The Beauty of Zarr PyCon DE & PyData Berlin 2023

The Beauty of Zarr
.ical
2023-04-19 14:35–15:05, B05-B06

In this talk, I’d be talking about Zarr, an open-source data format for storing chunked, compressed N-dimensional arrays. This talk presents a systematic approach to understanding and implementing Zarr by showing how it works, the need for using it, and a hands-on session at the end. Zarr is based on an open technical specification, making implementations across several languages possible. I’d mainly talk about Zarr’s Python implementation and show how it beautifully interoperates with the existing libraries in the PyData stack.

Zarr is a data format for storing chunked, compressed N-dimensional arrays. Zarr is based on open-source technical specification and has implementations in several languages, with Zarr-Python being the most used. Zarr is NumFOCUS’s sponsored project and is under their umbrella.

Outline:

First, I’d be talking about:

What’s, Why’s, and How’s of Zarr (15 mins.)

How does Zarr work?
- Talking about the motivation and functionality of Zarr
What’s the need for using Zarr?
- When, where and why to use it?
Pluggable compressors and file-storage
- Talking about several compressors and file-storage systems available in Zarr
Managing(selection, resizing, writing, reading) chunked arrays using Zarr functions
- Using inbuilt functions to manage compressed chunks
How is Zarr different when compared to other storage formats?
- Talking briefly about technical specification, which allows Zarr to have implementations in several languages
- Pros and cons when compared to other storage formats
Zarr community
- What is the Zarr community, and how do we do things?

Then, I’d be doing a hands-on session, which would cover the following:

Hands-on (10 mins.)

Creating and using Zarr arrays
- Using inbuilt functions to create Zarr arrays and reading and writing data to it
Looking under the hood
- Use store functions to explain how your Zarr data is stored
Consolidating metadata
- Consolidating the metadata for an entire group into a single object
Writing and reading from Cloud object storage
- Using S3/GCS/Azure to create Zarr arrays and write data to it
Showing how Zarr interoperates with the PyData stack
- How Zarr interoperates with the PyData stack(NumPy, Dask and Xarray) and how you can write data to your Zarr chunks at incredibly high speed in parallel using Dask

I’d be closing the talk by:

Conclusion(5 mins.)

Key takeaway
How can you contribute to Zarr?
QnA

This talk aims to address the audience who works with large amounts of data and are in search of a data format which is transparent, easy to use and friendly to the environment. Zarr is also reasonably used in bioimaging, geospatial and research communities. So, Zarr is your one-stop solution if you’re from a community or an organisation dealing with high-volume data. Also, anyone curious and wants to learn about Zarr and how to use it is most welcome.
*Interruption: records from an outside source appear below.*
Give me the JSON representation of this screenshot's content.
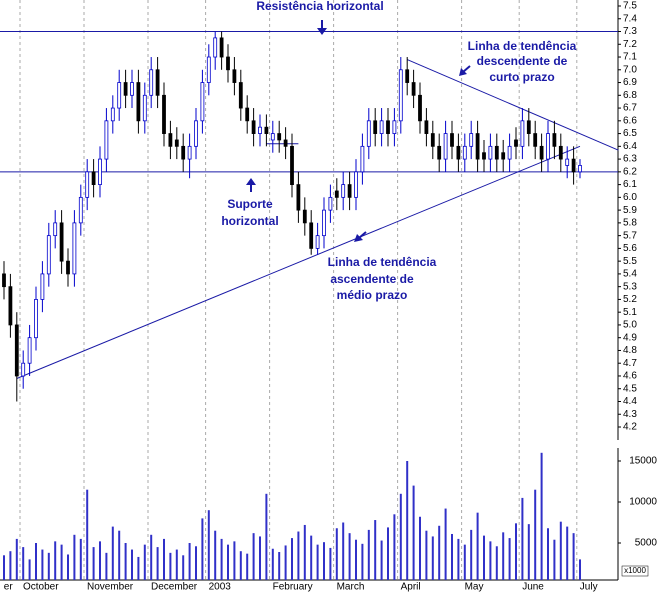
{
  "chart_data": {
    "type": "candlestick",
    "categories": [
      "er",
      null,
      null,
      "October",
      null,
      null,
      null,
      null,
      null,
      null,
      null,
      null,
      null,
      "November",
      null,
      null,
      null,
      null,
      null,
      null,
      null,
      null,
      null,
      "December",
      null,
      null,
      null,
      null,
      null,
      null,
      null,
      null,
      "2003",
      null,
      null,
      null,
      null,
      null,
      null,
      null,
      null,
      null,
      "February",
      null,
      null,
      null,
      null,
      null,
      null,
      null,
      null,
      null,
      "March",
      null,
      null,
      null,
      null,
      null,
      null,
      null,
      null,
      null,
      "April",
      null,
      null,
      null,
      null,
      null,
      null,
      null,
      null,
      null,
      "May",
      null,
      null,
      null,
      null,
      null,
      null,
      null,
      null,
      "June",
      null,
      null,
      null,
      null,
      null,
      null,
      null,
      null,
      "July"
    ],
    "open": [
      5.4,
      5.3,
      5.0,
      4.6,
      4.7,
      4.9,
      5.2,
      5.4,
      5.7,
      5.8,
      5.5,
      5.4,
      5.8,
      6.0,
      6.2,
      6.1,
      6.3,
      6.6,
      6.7,
      6.9,
      6.8,
      6.9,
      6.6,
      6.8,
      7.0,
      6.8,
      6.5,
      6.45,
      6.4,
      6.3,
      6.4,
      6.6,
      6.9,
      7.1,
      7.25,
      7.1,
      7.0,
      6.9,
      6.7,
      6.6,
      6.5,
      6.55,
      6.45,
      6.5,
      6.45,
      6.4,
      6.1,
      5.9,
      5.8,
      5.6,
      5.7,
      5.9,
      6.05,
      6.0,
      6.1,
      6.0,
      6.2,
      6.4,
      6.6,
      6.5,
      6.6,
      6.5,
      6.6,
      7.0,
      6.9,
      6.8,
      6.6,
      6.5,
      6.4,
      6.3,
      6.5,
      6.4,
      6.3,
      6.4,
      6.5,
      6.35,
      6.3,
      6.4,
      6.35,
      6.3,
      6.45,
      6.4,
      6.6,
      6.5,
      6.4,
      6.3,
      6.5,
      6.4,
      6.25,
      6.3,
      6.2
    ],
    "high": [
      5.5,
      5.4,
      5.1,
      4.8,
      5.0,
      5.3,
      5.5,
      5.8,
      5.9,
      5.9,
      5.6,
      5.9,
      6.1,
      6.3,
      6.3,
      6.4,
      6.7,
      6.8,
      7.0,
      7.0,
      7.0,
      7.0,
      6.9,
      7.1,
      7.1,
      6.9,
      6.6,
      6.55,
      6.5,
      6.5,
      6.7,
      7.0,
      7.2,
      7.3,
      7.3,
      7.2,
      7.1,
      7.0,
      6.8,
      6.7,
      6.65,
      6.65,
      6.6,
      6.6,
      6.55,
      6.5,
      6.2,
      6.0,
      5.9,
      5.8,
      6.0,
      6.1,
      6.15,
      6.2,
      6.2,
      6.3,
      6.5,
      6.7,
      6.7,
      6.7,
      6.7,
      6.7,
      7.1,
      7.1,
      7.0,
      6.9,
      6.7,
      6.6,
      6.5,
      6.6,
      6.6,
      6.5,
      6.5,
      6.6,
      6.6,
      6.45,
      6.5,
      6.5,
      6.45,
      6.5,
      6.55,
      6.7,
      6.7,
      6.6,
      6.5,
      6.6,
      6.6,
      6.5,
      6.4,
      6.4,
      6.3
    ],
    "low": [
      5.2,
      4.9,
      4.4,
      4.5,
      4.6,
      4.8,
      5.1,
      5.3,
      5.6,
      5.4,
      5.3,
      5.3,
      5.7,
      5.9,
      6.0,
      6.0,
      6.2,
      6.5,
      6.6,
      6.7,
      6.7,
      6.5,
      6.5,
      6.7,
      6.7,
      6.4,
      6.3,
      6.3,
      6.2,
      6.15,
      6.3,
      6.5,
      6.8,
      7.0,
      7.0,
      6.9,
      6.8,
      6.6,
      6.5,
      6.4,
      6.4,
      6.4,
      6.35,
      6.35,
      6.3,
      6.0,
      5.8,
      5.7,
      5.55,
      5.55,
      5.6,
      5.8,
      5.9,
      5.9,
      5.9,
      5.9,
      6.1,
      6.3,
      6.4,
      6.4,
      6.4,
      6.4,
      6.5,
      6.8,
      6.7,
      6.5,
      6.4,
      6.3,
      6.2,
      6.2,
      6.3,
      6.2,
      6.2,
      6.3,
      6.2,
      6.2,
      6.2,
      6.2,
      6.2,
      6.2,
      6.3,
      6.3,
      6.4,
      6.3,
      6.2,
      6.2,
      6.3,
      6.2,
      6.15,
      6.1,
      6.15
    ],
    "close": [
      5.3,
      5.0,
      4.6,
      4.7,
      4.9,
      5.2,
      5.4,
      5.7,
      5.8,
      5.5,
      5.4,
      5.8,
      6.0,
      6.2,
      6.1,
      6.3,
      6.6,
      6.7,
      6.9,
      6.8,
      6.9,
      6.6,
      6.8,
      7.0,
      6.8,
      6.5,
      6.4,
      6.4,
      6.3,
      6.4,
      6.6,
      6.9,
      7.1,
      7.25,
      7.1,
      7.0,
      6.9,
      6.7,
      6.6,
      6.5,
      6.55,
      6.5,
      6.5,
      6.45,
      6.4,
      6.1,
      5.9,
      5.8,
      5.6,
      5.7,
      5.9,
      6.0,
      6.0,
      6.1,
      6.0,
      6.2,
      6.4,
      6.6,
      6.5,
      6.6,
      6.5,
      6.6,
      7.0,
      6.9,
      6.8,
      6.6,
      6.5,
      6.4,
      6.3,
      6.5,
      6.4,
      6.3,
      6.4,
      6.5,
      6.3,
      6.3,
      6.4,
      6.3,
      6.3,
      6.4,
      6.4,
      6.6,
      6.5,
      6.4,
      6.3,
      6.5,
      6.4,
      6.3,
      6.3,
      6.2,
      6.25
    ],
    "up_color": "#0000cc",
    "down_color": "#000000",
    "volume": {
      "color": "#3030c8",
      "axis": "y2",
      "values": [
        3500,
        4000,
        5500,
        4500,
        3000,
        5000,
        4200,
        3800,
        5200,
        4800,
        3600,
        6000,
        5500,
        11500,
        4500,
        5200,
        3800,
        7000,
        6500,
        5000,
        4200,
        3300,
        4800,
        6000,
        4500,
        5500,
        3800,
        4200,
        3500,
        5000,
        4600,
        8000,
        9000,
        6500,
        5500,
        4800,
        5200,
        4000,
        3700,
        6200,
        5800,
        11000,
        4300,
        3900,
        4700,
        5600,
        6400,
        7200,
        5900,
        4800,
        5100,
        4400,
        6800,
        7500,
        6200,
        5400,
        4900,
        6600,
        7800,
        5300,
        6900,
        8500,
        11000,
        15000,
        12000,
        8200,
        6500,
        5800,
        7100,
        9200,
        6100,
        5500,
        4800,
        6600,
        8700,
        5900,
        5200,
        4600,
        6300,
        5600,
        7400,
        10500,
        7300,
        11500,
        16000,
        6800,
        5400,
        7600,
        7000,
        6200,
        3000
      ]
    },
    "ylim": [
      4.2,
      7.5
    ],
    "yticks": [
      4.2,
      4.3,
      4.4,
      4.5,
      4.6,
      4.7,
      4.8,
      4.9,
      {
        "value": 5,
        "label": "5.0"
      },
      5.1,
      5.2,
      5.3,
      5.4,
      5.5,
      5.6,
      5.7,
      5.8,
      5.9,
      {
        "value": 6,
        "label": "6.0"
      },
      6.1,
      6.2,
      6.3,
      6.4,
      6.5,
      6.6,
      6.7,
      6.8,
      6.9,
      {
        "value": 7,
        "label": "7.0"
      },
      7.1,
      7.2,
      7.3,
      7.4,
      7.5
    ],
    "y2lim": [
      0,
      17000
    ],
    "y2ticks": [
      5000,
      10000,
      15000
    ],
    "y2label": "x1000",
    "horizontal_lines": [
      7.3,
      6.2
    ],
    "trendlines": [
      {
        "x": [
          2,
          90
        ],
        "y": [
          4.58,
          6.4
        ]
      },
      {
        "x": [
          63,
          96
        ],
        "y": [
          7.08,
          6.37
        ]
      },
      {
        "x": [
          41,
          46
        ],
        "y": [
          6.42,
          6.42
        ]
      }
    ],
    "line_color": "#1a1aa6",
    "grid": true,
    "annotations": {
      "resistance": [
        "Resistência horizontal"
      ],
      "support": [
        "Suporte",
        "horizontal"
      ],
      "descending": [
        "Linha de tendência",
        "descendente de",
        "curto prazo"
      ],
      "ascending": [
        "Linha de tendência",
        "ascendente de",
        "médio prazo"
      ]
    }
  }
}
The tone of the talk is set to be informative, along with a hands-on session. Also, I’m happy to adjust the style according to the audience in the room.

Intermediate knowledge of Python and NumPy arrays is required for the attendees to attend this talk.

After this talk, you’d learn:

Basic use cases for Zarr and how to use it
Understand the basics of data storage in Zarr
Understand the basics of compressors and file-storage systems in Zarr
Take a better and more informed decision on what data format to use for your data

Expected audience expertise: Domain: Novice Expected audience expertise: Python: Intermediate Abstract as a tweet:

Hi all, I’ll be talking about Zarr, an open-source data format for storing chunked, compressed N-dimensional arrays, along with a hands-on session. If you work with huge datasets in local/cloud storage and looking for an efficient format, please attend my talk. Thanks!

Sanket Verma

Sanket is a data scientist based out of New Delhi, India. He likes to build data science tools and products and has worked with startups, government and organisations. He loves building community and bringing everyone together and is Chair of PyData Delhi and PyData Global. Currently, he's taking care of the community and OSS at Zarr as their Community Manager.
When he’s not working, he likes to play the violin and computer games and sometimes thinks of saving the world!